When the Swallow Calls

Who am I to accept such a gift? Of perception and value. Of compassion and faith. Of creativity and grief. Despair and delight. Time and desperate reflection.

Receive, whispers the wind. Sufferance, I rebuke. Embrace, babbles the brook. Resignation, I reproach.

Hearing a sound, I look up. A swallow soothes singing her chirps, chatter, and amorous ticking. I take this offering without reservation. Liberally absorbing her sounds, as if they’re meant for me. Callings for her lifelong mate, not me. Yet, I answer her call, closing my eyes, with deep breathes and smiles and adoration.

Isn’t it my right as an observer?

Would she be piqued at my arrogance? Her care is not for me or my sorrow.

She wakes with no expectation. Of finding insects or fruited trees in winter. Feels no remorse for surviving. For taking. For getting. She lives without questions of worthiness or merit.

Danger looms and when the feral cat strikes, or the Black crow swoops, she neither hesitates to escape, nor internalizes the attack as punishment. Cats need to eat, too.

Even in her exposure, she won’t relent. Predators, broken wings, acidified lakes, deforestation. None will dampen her will.

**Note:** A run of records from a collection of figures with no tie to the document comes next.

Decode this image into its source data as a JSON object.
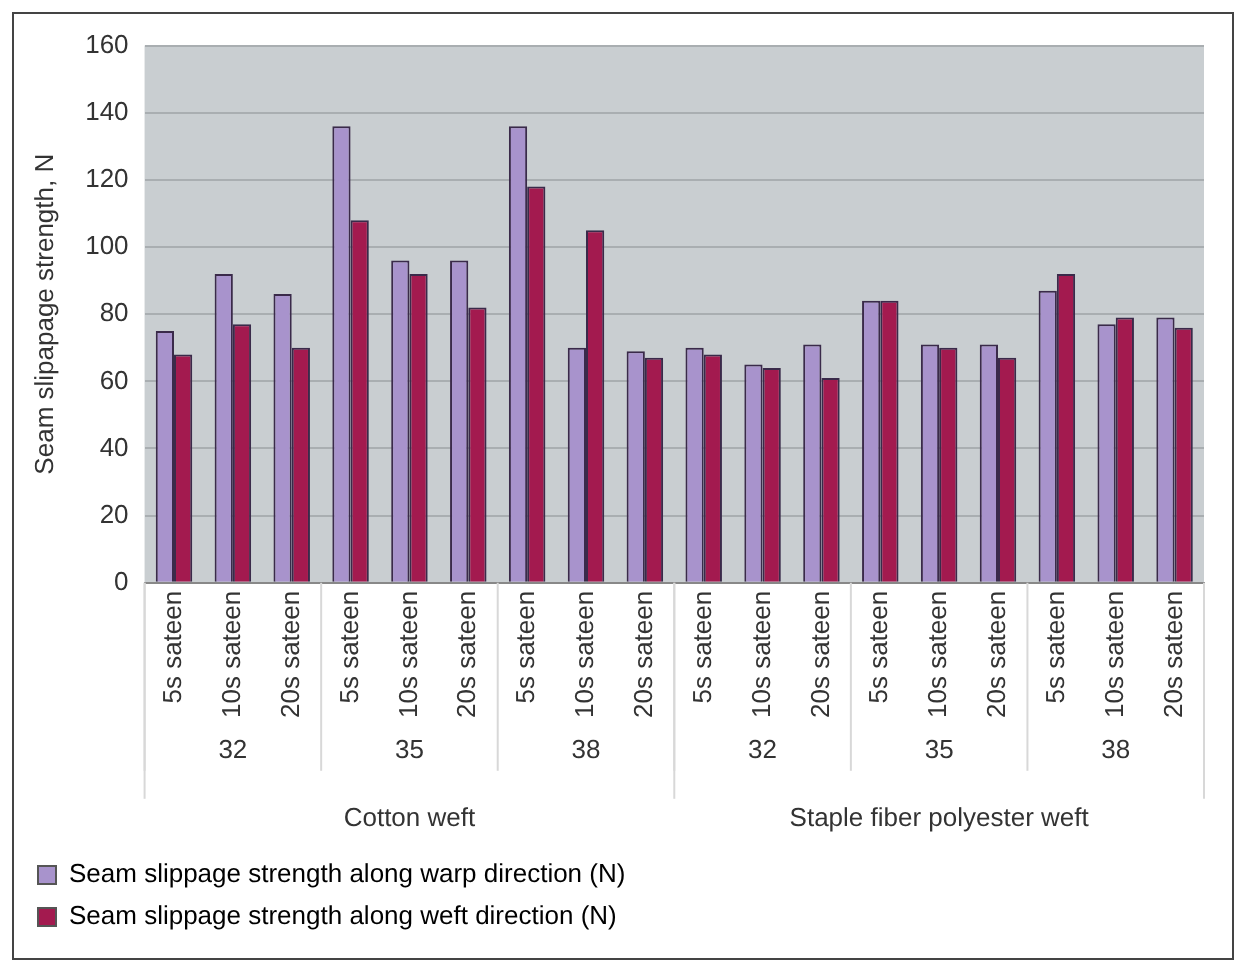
{
  "chart_data": {
    "type": "bar",
    "ylabel": "Seam slipapage strength, N",
    "categories": [
      "5s sateen",
      "10s sateen",
      "20s sateen",
      "5s sateen",
      "10s sateen",
      "20s sateen",
      "5s sateen",
      "10s sateen",
      "20s sateen",
      "5s sateen",
      "10s sateen",
      "20s sateen",
      "5s sateen",
      "10s sateen",
      "20s sateen",
      "5s sateen",
      "10s sateen",
      "20s sateen"
    ],
    "series": [
      {
        "name": "Seam slippage strength along warp direction (N)",
        "color": "#a893cc",
        "values": [
          75,
          92,
          86,
          136,
          96,
          96,
          136,
          70,
          69,
          70,
          65,
          71,
          84,
          71,
          71,
          87,
          77,
          79
        ]
      },
      {
        "name": "Seam slippage strength along weft direction (N)",
        "color": "#a31a4f",
        "values": [
          68,
          77,
          70,
          108,
          92,
          82,
          118,
          105,
          67,
          68,
          64,
          61,
          84,
          70,
          67,
          92,
          79,
          76
        ]
      }
    ],
    "annotations": [
      "32",
      "35",
      "38",
      "32",
      "35",
      "38",
      "Cotton weft",
      "Staple fiber polyester weft"
    ],
    "ylim": [
      0,
      160
    ],
    "yticks": [
      0,
      20,
      40,
      60,
      80,
      100,
      120,
      140,
      160
    ],
    "grid": "y",
    "legend": "bottom"
  }
}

All living creatures succumb to the ravages of time, though. She is no exception. Parasites await the aged swallow. T-cells decrease and immune systems weaken.

Then, the raid.

An infestation she didn’t foresee when feeding hatchlings. Flying to hotter climates filled with an abundance of gnats. Outpacing the weasel lunging for a snack.

It is the way of things. This invasion without reason. She dies as she lived – bold, resilient, formidable.

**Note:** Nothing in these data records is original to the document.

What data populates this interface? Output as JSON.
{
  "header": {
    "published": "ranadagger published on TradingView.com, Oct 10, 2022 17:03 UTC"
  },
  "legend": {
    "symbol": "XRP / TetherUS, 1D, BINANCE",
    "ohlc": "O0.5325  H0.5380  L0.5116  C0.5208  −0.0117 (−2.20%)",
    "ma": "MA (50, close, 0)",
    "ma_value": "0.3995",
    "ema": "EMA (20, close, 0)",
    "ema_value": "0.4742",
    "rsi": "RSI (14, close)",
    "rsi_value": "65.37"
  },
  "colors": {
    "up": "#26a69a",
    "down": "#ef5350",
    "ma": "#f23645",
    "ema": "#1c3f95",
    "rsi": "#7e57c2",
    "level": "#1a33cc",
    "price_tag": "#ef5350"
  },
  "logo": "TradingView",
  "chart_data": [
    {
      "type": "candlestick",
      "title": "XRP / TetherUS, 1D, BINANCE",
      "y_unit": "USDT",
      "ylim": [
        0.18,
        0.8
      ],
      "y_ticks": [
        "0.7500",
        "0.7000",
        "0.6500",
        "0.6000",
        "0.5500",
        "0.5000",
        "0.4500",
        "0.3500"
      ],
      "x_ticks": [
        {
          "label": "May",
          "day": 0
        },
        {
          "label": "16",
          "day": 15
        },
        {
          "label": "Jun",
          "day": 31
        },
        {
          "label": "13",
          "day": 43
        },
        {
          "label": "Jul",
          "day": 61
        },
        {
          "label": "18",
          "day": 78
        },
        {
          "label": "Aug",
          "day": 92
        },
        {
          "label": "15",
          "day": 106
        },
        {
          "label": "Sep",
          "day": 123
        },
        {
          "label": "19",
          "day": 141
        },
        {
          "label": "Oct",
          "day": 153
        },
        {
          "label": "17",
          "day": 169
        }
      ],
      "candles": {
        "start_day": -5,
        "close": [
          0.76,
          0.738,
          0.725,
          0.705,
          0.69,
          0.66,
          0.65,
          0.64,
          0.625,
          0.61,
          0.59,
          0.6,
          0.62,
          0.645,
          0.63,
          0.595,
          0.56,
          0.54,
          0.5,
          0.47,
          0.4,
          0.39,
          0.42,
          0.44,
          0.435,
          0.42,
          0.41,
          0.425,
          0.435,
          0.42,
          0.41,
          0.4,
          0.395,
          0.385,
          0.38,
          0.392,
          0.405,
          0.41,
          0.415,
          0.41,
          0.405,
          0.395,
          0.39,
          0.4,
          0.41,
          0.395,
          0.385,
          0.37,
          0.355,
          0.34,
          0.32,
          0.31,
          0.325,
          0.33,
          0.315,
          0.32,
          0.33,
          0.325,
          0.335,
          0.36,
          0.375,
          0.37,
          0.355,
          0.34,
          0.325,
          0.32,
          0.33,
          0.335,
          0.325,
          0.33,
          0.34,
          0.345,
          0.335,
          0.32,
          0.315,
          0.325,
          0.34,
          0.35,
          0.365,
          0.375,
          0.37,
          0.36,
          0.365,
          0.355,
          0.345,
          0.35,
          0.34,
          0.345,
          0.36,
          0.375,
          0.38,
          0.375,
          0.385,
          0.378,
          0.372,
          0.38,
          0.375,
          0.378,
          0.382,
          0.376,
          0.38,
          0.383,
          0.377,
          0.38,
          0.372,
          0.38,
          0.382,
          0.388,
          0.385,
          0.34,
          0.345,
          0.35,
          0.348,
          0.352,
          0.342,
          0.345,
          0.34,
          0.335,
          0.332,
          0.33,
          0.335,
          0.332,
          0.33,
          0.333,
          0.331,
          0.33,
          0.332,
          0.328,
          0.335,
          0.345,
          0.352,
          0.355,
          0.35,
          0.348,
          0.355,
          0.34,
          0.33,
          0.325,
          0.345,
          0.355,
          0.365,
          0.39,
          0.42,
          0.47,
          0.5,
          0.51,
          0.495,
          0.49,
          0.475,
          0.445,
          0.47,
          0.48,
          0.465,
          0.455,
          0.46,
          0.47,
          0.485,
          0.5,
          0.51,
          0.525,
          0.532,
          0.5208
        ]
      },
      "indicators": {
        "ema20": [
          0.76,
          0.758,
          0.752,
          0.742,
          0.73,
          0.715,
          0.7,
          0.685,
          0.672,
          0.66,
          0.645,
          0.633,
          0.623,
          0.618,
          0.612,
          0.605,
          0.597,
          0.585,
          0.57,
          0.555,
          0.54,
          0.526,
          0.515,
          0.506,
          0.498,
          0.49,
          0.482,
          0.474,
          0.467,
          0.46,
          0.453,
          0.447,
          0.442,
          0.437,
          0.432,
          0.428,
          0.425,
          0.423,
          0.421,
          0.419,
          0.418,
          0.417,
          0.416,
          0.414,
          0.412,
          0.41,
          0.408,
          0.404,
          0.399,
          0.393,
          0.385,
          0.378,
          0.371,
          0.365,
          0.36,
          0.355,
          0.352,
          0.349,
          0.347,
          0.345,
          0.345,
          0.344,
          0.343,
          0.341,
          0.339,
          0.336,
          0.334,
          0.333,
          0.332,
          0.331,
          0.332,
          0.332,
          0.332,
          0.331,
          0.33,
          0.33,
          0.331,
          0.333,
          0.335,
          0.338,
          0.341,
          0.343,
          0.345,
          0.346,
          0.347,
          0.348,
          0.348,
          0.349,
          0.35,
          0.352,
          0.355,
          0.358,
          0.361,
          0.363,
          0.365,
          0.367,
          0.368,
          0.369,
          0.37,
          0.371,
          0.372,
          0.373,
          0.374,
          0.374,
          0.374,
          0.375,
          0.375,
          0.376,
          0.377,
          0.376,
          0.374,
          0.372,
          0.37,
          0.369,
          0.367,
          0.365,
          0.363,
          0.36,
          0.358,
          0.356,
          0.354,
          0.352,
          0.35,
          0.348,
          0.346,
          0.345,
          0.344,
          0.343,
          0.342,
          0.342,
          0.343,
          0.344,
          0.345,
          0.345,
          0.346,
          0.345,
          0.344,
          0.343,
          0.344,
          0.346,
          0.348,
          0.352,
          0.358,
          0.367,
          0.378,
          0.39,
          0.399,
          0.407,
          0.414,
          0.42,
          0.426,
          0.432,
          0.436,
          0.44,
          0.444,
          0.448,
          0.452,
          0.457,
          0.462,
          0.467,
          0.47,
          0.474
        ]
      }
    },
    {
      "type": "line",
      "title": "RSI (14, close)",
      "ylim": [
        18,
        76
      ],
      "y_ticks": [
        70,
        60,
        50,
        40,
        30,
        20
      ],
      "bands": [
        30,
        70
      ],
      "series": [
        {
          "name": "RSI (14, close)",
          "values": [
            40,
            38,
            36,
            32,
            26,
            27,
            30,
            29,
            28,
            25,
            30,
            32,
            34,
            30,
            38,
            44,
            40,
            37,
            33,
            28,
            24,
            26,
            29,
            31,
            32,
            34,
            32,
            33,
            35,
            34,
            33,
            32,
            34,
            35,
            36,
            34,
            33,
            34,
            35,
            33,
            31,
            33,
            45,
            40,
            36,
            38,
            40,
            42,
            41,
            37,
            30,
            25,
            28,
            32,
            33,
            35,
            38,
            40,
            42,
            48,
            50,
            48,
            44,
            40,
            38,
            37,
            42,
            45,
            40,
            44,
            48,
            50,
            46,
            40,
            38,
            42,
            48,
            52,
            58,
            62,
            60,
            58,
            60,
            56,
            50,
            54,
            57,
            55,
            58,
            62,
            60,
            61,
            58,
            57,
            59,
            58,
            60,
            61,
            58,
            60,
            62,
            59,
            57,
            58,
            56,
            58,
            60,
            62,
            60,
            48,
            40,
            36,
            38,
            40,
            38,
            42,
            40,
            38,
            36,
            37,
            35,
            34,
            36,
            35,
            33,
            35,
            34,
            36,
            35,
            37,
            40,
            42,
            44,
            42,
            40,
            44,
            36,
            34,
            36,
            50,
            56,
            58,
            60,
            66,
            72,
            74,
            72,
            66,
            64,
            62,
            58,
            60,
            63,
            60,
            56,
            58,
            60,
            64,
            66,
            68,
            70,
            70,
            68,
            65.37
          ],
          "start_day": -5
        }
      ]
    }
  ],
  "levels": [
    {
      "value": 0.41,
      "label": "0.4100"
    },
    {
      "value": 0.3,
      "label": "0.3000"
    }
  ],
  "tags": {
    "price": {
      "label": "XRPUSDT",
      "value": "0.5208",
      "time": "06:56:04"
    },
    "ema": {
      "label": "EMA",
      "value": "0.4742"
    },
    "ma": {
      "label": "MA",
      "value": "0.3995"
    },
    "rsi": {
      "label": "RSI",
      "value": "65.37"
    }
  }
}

I should like to die that way. Resolute, steadfast, tough. Unconcerned with reasons or punishment or causes and cures. Living for fruited trees covered in frost, offerings of my wife’s warm embraces, standing on my own two feet today.

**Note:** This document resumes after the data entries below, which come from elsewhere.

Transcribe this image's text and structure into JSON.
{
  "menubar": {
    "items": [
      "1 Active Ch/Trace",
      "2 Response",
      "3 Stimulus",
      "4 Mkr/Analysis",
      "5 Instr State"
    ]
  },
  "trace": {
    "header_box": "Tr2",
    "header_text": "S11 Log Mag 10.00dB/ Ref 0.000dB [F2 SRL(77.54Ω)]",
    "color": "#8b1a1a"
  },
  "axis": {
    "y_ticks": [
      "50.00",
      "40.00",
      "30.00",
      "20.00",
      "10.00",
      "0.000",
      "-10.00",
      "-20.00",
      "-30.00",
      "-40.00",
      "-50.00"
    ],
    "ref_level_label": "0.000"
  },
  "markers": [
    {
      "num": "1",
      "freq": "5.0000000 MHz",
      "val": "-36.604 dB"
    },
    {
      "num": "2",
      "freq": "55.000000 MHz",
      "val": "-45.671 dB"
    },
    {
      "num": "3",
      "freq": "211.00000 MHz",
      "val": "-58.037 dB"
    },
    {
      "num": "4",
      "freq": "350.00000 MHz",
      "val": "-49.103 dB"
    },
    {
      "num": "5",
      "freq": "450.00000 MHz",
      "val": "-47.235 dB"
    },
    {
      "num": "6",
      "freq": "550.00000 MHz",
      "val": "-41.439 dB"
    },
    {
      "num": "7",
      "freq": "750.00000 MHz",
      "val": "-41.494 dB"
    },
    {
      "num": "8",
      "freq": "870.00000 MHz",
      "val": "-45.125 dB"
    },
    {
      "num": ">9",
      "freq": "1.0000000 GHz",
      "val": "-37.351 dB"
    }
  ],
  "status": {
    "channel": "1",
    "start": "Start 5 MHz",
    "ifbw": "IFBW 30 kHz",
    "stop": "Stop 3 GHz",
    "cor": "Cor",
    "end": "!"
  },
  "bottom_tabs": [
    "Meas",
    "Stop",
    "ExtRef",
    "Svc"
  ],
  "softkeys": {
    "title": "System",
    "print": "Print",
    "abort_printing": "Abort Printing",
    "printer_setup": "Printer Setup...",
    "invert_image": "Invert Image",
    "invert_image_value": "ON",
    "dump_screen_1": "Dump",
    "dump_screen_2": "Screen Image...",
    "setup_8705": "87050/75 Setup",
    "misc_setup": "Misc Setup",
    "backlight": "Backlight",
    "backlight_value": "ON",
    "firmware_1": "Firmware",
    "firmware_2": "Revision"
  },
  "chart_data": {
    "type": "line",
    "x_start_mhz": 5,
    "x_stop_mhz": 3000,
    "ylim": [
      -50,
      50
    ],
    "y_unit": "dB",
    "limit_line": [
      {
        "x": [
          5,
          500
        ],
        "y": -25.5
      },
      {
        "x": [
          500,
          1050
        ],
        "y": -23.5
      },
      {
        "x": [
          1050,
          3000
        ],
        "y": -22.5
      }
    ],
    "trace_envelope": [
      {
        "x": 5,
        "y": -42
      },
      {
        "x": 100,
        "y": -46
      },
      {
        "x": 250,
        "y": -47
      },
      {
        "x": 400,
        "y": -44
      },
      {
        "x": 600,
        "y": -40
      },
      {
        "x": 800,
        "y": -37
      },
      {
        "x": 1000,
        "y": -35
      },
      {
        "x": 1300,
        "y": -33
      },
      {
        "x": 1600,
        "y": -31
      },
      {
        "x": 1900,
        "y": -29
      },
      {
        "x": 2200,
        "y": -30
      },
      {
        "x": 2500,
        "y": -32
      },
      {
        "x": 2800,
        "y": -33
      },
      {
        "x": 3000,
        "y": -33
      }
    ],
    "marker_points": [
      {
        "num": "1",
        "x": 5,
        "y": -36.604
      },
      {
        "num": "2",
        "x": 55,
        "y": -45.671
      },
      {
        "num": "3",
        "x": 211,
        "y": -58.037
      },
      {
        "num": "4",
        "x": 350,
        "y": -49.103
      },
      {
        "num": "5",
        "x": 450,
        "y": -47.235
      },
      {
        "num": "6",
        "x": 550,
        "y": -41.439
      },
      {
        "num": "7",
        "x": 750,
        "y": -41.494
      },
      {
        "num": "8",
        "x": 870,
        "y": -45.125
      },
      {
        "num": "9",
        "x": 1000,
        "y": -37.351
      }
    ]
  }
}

I hear the swallow’s call and wish so badly to answer her. To accept her present and my presence in it. I exist in both her song and my pain. At not understanding what I did to be witness and beneficiary, of nature and illness.

How do you view your illness/disability? What do you receive from your circumstances? Are you able to accept the gifts of life, even amid hardship and pain?